Missbrauch und Folter Oxfam warnt EU: Menschen nicht an Flucht aus Libyen hindern

Rom · "Die Hölle auf Erden" - so beschreibt Oxfam das Bürgerkriegsland Libyen. Sie warnt die EU davor, die Menschen an der Flucht aus Libyen zu hindern. Italiens Ministerpräsident dagegen erkennt erste Erfolge der neuen Strategie seiner Regierung.

 Afrikanische Migranten im Lager Zawiyah, 45 Kilometer von Tripolis, Libyen. Sie wurden entweder von der Küstenwache aus dem Mittelmeer gerettet oder an der Überquerung von vorne herein gehindert.

Afrikanische Migranten im Lager Zawiyah, 45 Kilometer von Tripolis, Libyen. Sie wurden entweder von der Küstenwache aus dem Mittelmeer gerettet oder an der Überquerung von vorne herein gehindert.

Foto: Mahmud Turkia

Die Hilfsorganisation Oxfam hat die EU-Mitgliedsstaaten davor gewarnt, Menschen an der Flucht aus Libyen zu hindern. Seit dem Sturz von Langzeitherrscher Muammar al-Gaddafi 2011 herrscht Chaos in dem nordafrikanischen Staat.

"Der Versuch der EU, sicherzustellen, dass Menschen Libyen nicht verlassen können, gefährdet mehr Männer, Frauen und Kinder, missbraucht oder ausgebeutet zu werden", heißt es in einem Bericht von Oxfam.

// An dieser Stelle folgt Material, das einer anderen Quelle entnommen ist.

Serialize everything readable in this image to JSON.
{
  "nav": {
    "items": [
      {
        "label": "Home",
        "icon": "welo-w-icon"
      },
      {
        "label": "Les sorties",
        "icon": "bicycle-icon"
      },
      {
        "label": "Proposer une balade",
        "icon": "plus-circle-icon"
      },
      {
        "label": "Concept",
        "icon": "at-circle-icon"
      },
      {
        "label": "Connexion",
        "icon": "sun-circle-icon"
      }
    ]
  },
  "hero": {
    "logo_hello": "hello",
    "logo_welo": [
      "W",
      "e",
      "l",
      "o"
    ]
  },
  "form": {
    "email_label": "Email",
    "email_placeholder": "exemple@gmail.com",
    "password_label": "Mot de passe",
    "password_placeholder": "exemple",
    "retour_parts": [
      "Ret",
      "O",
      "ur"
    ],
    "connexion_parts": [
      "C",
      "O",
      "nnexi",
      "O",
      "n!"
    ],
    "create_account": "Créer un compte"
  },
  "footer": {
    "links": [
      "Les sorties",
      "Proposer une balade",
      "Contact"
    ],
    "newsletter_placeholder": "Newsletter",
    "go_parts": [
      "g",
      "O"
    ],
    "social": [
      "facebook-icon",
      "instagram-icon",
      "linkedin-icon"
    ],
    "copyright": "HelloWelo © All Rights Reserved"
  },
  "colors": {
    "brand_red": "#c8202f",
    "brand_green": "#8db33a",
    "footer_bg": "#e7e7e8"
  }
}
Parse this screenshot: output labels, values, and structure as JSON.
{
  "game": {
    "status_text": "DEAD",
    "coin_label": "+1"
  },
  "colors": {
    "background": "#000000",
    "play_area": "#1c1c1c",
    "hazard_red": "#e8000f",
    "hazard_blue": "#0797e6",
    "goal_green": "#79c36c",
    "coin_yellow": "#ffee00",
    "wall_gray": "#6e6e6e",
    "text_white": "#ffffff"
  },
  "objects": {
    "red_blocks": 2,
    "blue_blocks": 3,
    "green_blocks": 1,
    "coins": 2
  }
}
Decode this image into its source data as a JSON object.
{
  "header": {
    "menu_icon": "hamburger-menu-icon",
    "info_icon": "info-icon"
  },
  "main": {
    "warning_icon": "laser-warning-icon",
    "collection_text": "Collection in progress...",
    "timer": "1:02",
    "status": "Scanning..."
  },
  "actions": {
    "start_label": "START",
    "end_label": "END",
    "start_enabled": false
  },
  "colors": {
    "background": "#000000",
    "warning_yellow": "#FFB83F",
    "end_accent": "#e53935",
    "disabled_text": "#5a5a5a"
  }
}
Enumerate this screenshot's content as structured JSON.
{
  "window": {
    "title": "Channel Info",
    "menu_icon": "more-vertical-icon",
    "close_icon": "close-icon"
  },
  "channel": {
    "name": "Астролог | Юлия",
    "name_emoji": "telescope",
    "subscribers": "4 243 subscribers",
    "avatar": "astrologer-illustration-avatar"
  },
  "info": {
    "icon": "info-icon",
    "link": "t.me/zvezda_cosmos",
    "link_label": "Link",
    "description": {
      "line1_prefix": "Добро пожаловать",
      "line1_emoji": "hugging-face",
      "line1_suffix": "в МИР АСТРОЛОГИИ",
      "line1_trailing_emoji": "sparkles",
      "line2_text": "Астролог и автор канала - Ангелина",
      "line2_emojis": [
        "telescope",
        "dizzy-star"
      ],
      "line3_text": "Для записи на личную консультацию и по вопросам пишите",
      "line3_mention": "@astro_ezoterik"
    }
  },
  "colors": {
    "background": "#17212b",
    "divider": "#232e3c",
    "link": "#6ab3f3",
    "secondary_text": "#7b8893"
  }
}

Er basiert auf Befragungen von 158 Migranten, die in Sizilien angekommen sind und zwei Partnerorganisationen von Oxfam von Vergewaltigungen, Zwangsarbeit und Folter in dem zerrütteten Bürgerkriegsland berichtet haben.

Drei Regierungen kämpfen in Libyen um die Macht. Schlepper nutzen die unübersichtliche Lage, um Menschen gegen viel Geld auf Boote in Richtung Europa zu setzen. Mehr als 95 000 im Mittelmeer Gerettete kamen in diesem Jahr bereits in Italien an.

Die EU versucht, den Flüchtlingsstrom einzudämmen. Allen voran will Italien die Libyer bei der Bekämpfung des Menschenhandels nach Europa unterstützen - und mit technischer und logistischer Unterstützung der libyschen Küstenwache auch dazu beitragen, dass weniger Menschen kommen. Außerdem verstärkt die Regierung in Rom den Druck auf Hilfsorganisationen, die im Mittelmeer Migranten retten.

Ein umstrittener Verhaltenskodex für die Retter sei "wesentlicher Teil" einer Strategie, die auch die Zusammenarbeit mit den libyschen Behörden vorsehe, sagte Ministerpräsident Paolo Gentiloni am Montagabend dem Fernsehsender Rai. "Diese Strategie (...) zeigt langsam Resultate. Allmählich reduziert sich der Zustrom, der Staat gewinnt und die Schlepper verlieren." Seit Freitag rettete die libysche Küstenwache schon mehr als 1100 Menschen in Hoheitsgewässern und brachte sie zurück nach Libyen.

Berichte von Migranten machen allerdings deutlich, dass Libyen ein Land bleibe, in dem Menschenrechte systematisch von Menschenhändlern, Schmugglern, Milizen und kriminellen Banden verletzt würden und in dem Menschen unter unzumutbaren Bedingungen lebten, mahnt Oxfam. Mit Ausnahme einer Frau hätten alle Befragten (31) sexuelle Gewalt erfahren. Ein Großteil der Frauen und Männer hätten mit ansehen müssen, wie andere Migranten gefoltert oder getötet worden seien. Vielen sei regelmäßig Essen und Wasser verwehrt worden.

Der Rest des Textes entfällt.